¿Es correcto establecer el matrimonio igualitario con prescindencia de la orientación sexual?
El Presidente acaba de señalar, en la última de sus cuentas, que sí, que es correcto establecerlo. Hay quienes han visto en esa decisión presidencial un simple oportunismo, un gesto para la galería y al mismo tiempo de castigo a quienes se decían sus partidarios y que con tanto entusiasmo y en tantas ocasiones lo han dejado solo.
Es probable que haya algo de eso; pero en materias públicas hay que juzgar las razones más que los motivos. Hay decisiones bien motivadas que carecen de razones; y las hay por motivos menores que poseen poderosas razones en su favor.
Y la decisión del Presidente posee importantes razones.
Desde luego, da un impulso a los sectores liberales que, incluso tímidos, la derecha posee. Un liberal, sea de izquierda o de derecha, comparte el principio de neutralidad estatal: el Estado no debe, en principio, tratar a ninguna forma de vida como mejor que otra, sino que ha de considerarlas a todas con el mismo respeto y consideración, salvando, desde luego, los derechos de terceros. No se trata de una tesis relativista como a veces, con tanta liviandad, se asevera. Promover la neutralidad del Estado no es una confesión de ceguera moral ni nada que se le parezca: es la afirmación de un bien, el bien de la autonomía personal, el derecho de cada persona a diseñar y ejecutar un plan de vida mediante el que intenta realizar lo mejor para ella.
Lo que ha dicho el Presidente (y con él todos los que han promovido el matrimonio igualitario) es entonces una afirmación que es fundamental para el futuro debate constitucional: la igual consideración y respeto a todas las formas de vida. Se ha subrayado poco; pero quizá eso sea lo más relevante del discurso presidencial si se miran no los meses que restan de gobierno, sino los años de conversación constitucional que vienen por delante.
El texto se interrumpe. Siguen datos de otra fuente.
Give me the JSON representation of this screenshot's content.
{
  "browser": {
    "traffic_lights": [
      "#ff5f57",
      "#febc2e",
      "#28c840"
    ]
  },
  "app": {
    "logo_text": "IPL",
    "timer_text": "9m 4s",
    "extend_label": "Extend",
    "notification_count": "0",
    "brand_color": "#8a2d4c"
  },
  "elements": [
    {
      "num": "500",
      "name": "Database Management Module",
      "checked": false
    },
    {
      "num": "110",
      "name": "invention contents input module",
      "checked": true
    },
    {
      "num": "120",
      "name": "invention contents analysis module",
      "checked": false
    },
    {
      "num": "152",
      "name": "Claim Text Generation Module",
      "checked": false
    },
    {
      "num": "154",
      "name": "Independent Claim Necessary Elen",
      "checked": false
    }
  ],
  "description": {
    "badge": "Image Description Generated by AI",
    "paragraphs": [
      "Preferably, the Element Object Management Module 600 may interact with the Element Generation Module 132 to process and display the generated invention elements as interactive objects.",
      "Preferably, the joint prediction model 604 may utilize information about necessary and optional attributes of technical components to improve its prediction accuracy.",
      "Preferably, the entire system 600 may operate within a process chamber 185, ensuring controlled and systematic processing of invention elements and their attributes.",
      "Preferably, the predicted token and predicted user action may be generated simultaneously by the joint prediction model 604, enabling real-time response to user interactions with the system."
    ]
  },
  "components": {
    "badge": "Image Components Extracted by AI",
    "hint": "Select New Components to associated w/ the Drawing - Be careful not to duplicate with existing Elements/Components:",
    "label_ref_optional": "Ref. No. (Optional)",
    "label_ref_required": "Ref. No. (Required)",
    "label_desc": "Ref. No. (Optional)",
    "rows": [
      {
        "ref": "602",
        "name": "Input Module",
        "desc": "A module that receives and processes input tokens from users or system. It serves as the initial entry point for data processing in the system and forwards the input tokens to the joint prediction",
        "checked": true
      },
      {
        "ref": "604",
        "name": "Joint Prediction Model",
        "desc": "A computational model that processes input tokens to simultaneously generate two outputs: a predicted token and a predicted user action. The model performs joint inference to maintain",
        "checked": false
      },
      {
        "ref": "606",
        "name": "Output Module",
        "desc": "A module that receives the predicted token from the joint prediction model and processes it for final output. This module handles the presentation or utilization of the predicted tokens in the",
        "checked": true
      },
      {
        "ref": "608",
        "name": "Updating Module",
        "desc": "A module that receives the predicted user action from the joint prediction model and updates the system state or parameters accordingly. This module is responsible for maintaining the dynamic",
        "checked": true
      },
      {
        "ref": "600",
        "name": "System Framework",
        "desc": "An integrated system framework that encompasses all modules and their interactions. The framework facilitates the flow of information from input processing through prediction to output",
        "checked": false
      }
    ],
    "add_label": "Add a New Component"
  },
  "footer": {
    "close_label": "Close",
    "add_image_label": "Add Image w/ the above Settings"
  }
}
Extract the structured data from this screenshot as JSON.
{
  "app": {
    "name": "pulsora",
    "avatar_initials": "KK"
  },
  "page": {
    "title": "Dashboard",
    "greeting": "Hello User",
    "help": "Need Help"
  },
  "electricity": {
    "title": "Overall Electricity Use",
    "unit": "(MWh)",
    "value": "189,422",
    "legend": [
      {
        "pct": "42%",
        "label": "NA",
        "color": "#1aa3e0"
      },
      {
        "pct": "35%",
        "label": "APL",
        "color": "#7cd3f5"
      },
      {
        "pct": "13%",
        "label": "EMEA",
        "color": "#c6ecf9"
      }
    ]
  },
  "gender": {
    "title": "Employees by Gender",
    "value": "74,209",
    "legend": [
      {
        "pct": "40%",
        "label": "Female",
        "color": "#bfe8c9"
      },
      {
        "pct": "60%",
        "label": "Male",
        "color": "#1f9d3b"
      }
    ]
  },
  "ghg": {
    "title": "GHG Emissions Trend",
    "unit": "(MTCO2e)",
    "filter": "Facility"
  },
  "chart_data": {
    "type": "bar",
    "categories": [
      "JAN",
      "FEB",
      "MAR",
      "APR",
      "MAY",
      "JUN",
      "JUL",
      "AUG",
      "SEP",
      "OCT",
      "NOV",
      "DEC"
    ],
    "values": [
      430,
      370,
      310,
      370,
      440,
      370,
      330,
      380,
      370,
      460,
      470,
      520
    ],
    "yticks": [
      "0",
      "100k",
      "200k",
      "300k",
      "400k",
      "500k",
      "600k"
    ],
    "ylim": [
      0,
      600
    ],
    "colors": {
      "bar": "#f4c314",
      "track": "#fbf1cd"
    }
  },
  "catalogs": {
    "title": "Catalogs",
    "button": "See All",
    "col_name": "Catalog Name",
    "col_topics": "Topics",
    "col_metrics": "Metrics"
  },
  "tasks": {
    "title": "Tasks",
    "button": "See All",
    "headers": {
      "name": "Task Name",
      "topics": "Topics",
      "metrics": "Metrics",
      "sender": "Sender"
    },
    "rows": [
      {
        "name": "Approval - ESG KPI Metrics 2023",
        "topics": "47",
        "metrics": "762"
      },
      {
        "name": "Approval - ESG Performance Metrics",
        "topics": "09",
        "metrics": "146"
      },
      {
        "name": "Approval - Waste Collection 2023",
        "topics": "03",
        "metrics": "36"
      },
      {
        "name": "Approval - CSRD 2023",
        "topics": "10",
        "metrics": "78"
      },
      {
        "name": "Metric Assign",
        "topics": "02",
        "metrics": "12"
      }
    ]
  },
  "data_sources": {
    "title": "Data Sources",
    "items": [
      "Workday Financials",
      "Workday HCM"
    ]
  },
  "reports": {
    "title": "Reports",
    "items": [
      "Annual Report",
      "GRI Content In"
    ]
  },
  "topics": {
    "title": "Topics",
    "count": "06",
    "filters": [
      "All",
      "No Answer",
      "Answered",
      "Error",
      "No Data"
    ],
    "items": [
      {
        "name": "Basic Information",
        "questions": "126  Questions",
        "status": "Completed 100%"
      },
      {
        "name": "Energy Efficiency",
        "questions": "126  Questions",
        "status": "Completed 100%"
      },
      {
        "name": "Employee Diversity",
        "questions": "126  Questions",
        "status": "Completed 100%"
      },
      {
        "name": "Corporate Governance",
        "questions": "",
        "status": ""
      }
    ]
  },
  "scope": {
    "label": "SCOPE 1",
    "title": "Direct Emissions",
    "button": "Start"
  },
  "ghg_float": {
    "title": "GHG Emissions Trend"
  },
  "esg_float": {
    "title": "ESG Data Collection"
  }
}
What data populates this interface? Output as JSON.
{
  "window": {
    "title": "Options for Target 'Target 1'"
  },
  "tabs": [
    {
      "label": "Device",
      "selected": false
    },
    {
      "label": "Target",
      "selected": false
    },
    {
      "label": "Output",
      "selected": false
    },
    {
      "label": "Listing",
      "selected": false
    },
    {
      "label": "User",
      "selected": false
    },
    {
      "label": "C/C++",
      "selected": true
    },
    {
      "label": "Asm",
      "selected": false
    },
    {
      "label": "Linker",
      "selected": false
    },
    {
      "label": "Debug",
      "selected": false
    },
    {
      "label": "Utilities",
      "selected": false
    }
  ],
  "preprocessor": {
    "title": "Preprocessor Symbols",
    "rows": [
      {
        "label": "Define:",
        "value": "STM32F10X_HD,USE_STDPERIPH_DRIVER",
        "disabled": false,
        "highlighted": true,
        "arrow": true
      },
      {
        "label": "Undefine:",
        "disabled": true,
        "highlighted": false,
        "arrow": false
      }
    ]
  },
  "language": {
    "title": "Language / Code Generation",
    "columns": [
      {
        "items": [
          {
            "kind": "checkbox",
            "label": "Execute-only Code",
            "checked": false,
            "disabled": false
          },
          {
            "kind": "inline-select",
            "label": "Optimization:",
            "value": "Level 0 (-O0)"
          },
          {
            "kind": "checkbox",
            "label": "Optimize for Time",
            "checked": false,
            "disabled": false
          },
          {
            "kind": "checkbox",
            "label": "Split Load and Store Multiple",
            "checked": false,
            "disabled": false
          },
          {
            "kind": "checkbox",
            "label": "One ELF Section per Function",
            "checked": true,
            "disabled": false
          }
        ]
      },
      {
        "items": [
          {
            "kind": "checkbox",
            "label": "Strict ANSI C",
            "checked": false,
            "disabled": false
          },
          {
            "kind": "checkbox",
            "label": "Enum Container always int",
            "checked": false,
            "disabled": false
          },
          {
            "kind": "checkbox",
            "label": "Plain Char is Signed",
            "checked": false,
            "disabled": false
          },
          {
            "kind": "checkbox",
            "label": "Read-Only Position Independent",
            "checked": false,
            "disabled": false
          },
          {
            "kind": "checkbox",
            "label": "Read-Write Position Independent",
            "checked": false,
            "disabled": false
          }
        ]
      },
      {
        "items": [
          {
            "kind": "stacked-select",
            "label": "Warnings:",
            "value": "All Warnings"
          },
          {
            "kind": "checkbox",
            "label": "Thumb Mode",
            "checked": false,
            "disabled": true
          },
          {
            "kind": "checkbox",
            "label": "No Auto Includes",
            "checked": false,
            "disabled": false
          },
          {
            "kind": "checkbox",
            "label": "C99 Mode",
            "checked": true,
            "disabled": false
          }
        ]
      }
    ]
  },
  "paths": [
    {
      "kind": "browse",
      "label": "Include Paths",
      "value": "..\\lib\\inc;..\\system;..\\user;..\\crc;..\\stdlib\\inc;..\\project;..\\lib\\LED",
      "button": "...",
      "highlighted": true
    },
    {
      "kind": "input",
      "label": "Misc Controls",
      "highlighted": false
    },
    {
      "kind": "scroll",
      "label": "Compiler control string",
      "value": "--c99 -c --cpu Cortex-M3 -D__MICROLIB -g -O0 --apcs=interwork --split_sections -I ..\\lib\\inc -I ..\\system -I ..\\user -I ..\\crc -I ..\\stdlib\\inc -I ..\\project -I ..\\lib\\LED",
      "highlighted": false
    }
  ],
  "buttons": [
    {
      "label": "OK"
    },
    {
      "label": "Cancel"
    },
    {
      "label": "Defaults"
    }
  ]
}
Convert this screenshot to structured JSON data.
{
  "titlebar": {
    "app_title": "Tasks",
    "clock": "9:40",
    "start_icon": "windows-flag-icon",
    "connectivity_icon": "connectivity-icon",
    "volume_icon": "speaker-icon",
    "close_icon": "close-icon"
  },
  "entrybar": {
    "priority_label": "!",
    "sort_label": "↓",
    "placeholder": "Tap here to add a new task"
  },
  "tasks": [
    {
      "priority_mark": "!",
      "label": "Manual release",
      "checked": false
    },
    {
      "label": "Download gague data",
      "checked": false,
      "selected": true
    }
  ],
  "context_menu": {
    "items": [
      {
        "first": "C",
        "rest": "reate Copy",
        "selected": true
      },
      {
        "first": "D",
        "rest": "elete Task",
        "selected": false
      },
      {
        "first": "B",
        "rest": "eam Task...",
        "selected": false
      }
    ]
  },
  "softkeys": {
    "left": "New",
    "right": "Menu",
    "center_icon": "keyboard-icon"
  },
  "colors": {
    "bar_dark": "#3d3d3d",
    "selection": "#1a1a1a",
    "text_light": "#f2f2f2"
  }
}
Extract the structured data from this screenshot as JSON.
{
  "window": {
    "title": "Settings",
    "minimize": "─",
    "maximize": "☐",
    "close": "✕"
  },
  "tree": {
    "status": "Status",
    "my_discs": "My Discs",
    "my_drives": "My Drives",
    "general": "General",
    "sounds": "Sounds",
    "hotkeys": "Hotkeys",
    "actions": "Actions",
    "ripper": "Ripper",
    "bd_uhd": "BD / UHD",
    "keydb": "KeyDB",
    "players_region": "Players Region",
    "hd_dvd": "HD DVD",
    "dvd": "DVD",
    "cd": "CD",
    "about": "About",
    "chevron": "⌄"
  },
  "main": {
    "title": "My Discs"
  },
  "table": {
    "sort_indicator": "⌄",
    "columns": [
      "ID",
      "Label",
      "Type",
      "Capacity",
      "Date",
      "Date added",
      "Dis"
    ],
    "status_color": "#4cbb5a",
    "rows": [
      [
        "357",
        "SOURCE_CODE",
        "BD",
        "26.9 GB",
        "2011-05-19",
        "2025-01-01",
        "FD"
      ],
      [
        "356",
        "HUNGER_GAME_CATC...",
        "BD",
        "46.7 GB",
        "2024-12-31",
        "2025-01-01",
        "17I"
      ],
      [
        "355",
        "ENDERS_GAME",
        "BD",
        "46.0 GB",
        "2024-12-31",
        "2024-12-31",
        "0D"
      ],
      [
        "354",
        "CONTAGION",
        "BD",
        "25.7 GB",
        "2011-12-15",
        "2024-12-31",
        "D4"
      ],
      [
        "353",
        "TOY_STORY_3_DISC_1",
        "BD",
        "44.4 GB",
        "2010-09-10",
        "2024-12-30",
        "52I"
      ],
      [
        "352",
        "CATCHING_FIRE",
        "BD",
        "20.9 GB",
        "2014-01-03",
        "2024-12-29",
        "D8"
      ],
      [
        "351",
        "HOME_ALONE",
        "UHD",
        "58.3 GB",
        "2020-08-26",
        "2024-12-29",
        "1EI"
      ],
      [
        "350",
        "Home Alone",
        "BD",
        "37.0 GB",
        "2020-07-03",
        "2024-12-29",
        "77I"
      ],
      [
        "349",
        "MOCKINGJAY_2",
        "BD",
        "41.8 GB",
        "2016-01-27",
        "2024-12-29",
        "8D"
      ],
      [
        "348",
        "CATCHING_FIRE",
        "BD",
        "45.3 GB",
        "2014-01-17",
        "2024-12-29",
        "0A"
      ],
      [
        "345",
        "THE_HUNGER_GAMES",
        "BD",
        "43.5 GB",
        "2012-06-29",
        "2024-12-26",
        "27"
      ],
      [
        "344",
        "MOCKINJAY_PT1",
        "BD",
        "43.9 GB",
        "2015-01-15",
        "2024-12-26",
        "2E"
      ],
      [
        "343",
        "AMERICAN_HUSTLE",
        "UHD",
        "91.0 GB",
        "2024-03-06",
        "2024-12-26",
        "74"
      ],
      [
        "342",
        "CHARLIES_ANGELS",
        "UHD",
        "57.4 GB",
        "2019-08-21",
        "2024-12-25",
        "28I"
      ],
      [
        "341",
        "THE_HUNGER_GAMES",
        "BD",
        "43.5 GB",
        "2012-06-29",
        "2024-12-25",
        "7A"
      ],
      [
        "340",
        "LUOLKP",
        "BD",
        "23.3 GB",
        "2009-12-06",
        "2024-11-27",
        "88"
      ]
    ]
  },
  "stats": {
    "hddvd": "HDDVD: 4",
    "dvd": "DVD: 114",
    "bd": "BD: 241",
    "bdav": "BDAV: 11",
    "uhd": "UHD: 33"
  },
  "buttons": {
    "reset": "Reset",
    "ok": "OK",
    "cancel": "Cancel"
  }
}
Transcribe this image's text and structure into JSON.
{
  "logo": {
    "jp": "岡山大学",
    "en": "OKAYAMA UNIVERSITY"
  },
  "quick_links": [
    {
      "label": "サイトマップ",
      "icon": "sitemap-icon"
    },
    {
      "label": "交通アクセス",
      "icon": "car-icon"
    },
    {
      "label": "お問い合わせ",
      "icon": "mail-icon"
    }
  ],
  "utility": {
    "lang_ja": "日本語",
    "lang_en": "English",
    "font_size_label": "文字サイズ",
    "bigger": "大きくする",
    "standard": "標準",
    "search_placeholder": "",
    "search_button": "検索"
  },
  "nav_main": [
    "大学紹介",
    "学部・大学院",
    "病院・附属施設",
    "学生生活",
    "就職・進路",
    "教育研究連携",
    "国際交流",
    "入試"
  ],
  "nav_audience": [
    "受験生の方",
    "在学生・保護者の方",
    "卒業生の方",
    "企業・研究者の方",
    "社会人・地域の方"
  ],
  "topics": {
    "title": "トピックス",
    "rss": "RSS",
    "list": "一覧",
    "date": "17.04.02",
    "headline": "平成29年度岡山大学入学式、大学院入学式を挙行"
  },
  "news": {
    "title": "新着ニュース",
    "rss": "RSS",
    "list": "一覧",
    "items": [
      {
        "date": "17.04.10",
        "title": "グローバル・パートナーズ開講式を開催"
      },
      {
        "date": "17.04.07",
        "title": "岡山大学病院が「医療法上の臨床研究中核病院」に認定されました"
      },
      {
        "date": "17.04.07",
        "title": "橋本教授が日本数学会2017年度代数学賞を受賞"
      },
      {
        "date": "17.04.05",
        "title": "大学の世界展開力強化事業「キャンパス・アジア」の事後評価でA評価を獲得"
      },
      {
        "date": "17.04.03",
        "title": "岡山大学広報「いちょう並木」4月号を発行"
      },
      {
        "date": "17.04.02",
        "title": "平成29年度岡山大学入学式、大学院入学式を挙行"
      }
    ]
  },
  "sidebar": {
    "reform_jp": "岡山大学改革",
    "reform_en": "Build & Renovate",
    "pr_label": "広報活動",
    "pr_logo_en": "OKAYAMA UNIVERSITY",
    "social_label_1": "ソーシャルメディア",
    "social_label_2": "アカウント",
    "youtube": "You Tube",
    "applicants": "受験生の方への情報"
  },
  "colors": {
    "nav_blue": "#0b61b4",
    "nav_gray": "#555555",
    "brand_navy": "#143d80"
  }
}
Por supuesto, la admisión por la ley del matrimonio igualitario no zanjará la cuestión antropológica o religiosa envuelta. Pero una sociedad abierta debe estar dispuesta a aceptar eso que John Rawls (quizá el autor más influyente en filosofía política de los últimos cincuenta años) llamó las cargas del juicio, las inevitables discrepancias finales que poseen las personas adultas de una sociedad libre. Un católico, por ejemplo, seguirá pensando que el matrimonio es un sacramento, algo en lo que Dios comparece teniendo por testigo al sacerdote y pensará que, en verdad, un matrimonio entre personas homosexuales no es verdadero matrimonio. Tiene derecho a pensar así, desde luego, y a convencer a los demás de ello; pero no para que el Estado apoye esa convicción suya, sino para que las personas se persuadan de que eso es lo correcto y lo mejor. Una sociedad abierta debe ser consciente que en la sociedad contemporánea convivirán múltiples opciones de sentido y frente a ello el único camino posible es dejar que esas opciones se ofrezcan a las personas, quienes las ponderarán con su propio juicio y ejercitando ese magnífico factor de incertidumbre que se llama libertad.
Pero hay todavía otro sentido que late en el matrimonio igualitario y que puede tener gran importancia para la aparición de una cultura genuinamente liberal. Porque finalmente se trata de construir una sociedad en la que cada persona pueda vivir la vida que elija para sí y no esté condenada a una vida impuesta. Parece un principio algo abstracto; pero no lo es tanto: si el matrimonio igualitario se funda en la neutralidad del Estado, que cada uno pueda vivir conforme a sus propias decisiones le exige a este último esforzarse por una distribución igual de las capacidades para elegir y ese es el desafío que el Chile contemporáneo tiene hoy por delante.
Es probable que haya muchos que puedan reunirse en torno a esos principios: tratar todas las vidas con igual respeto y consideración; perseguir que la vida de cada uno sea sensible a las propias decisiones; y que la capacidad básica de hacerlo se distribuya con igualdad.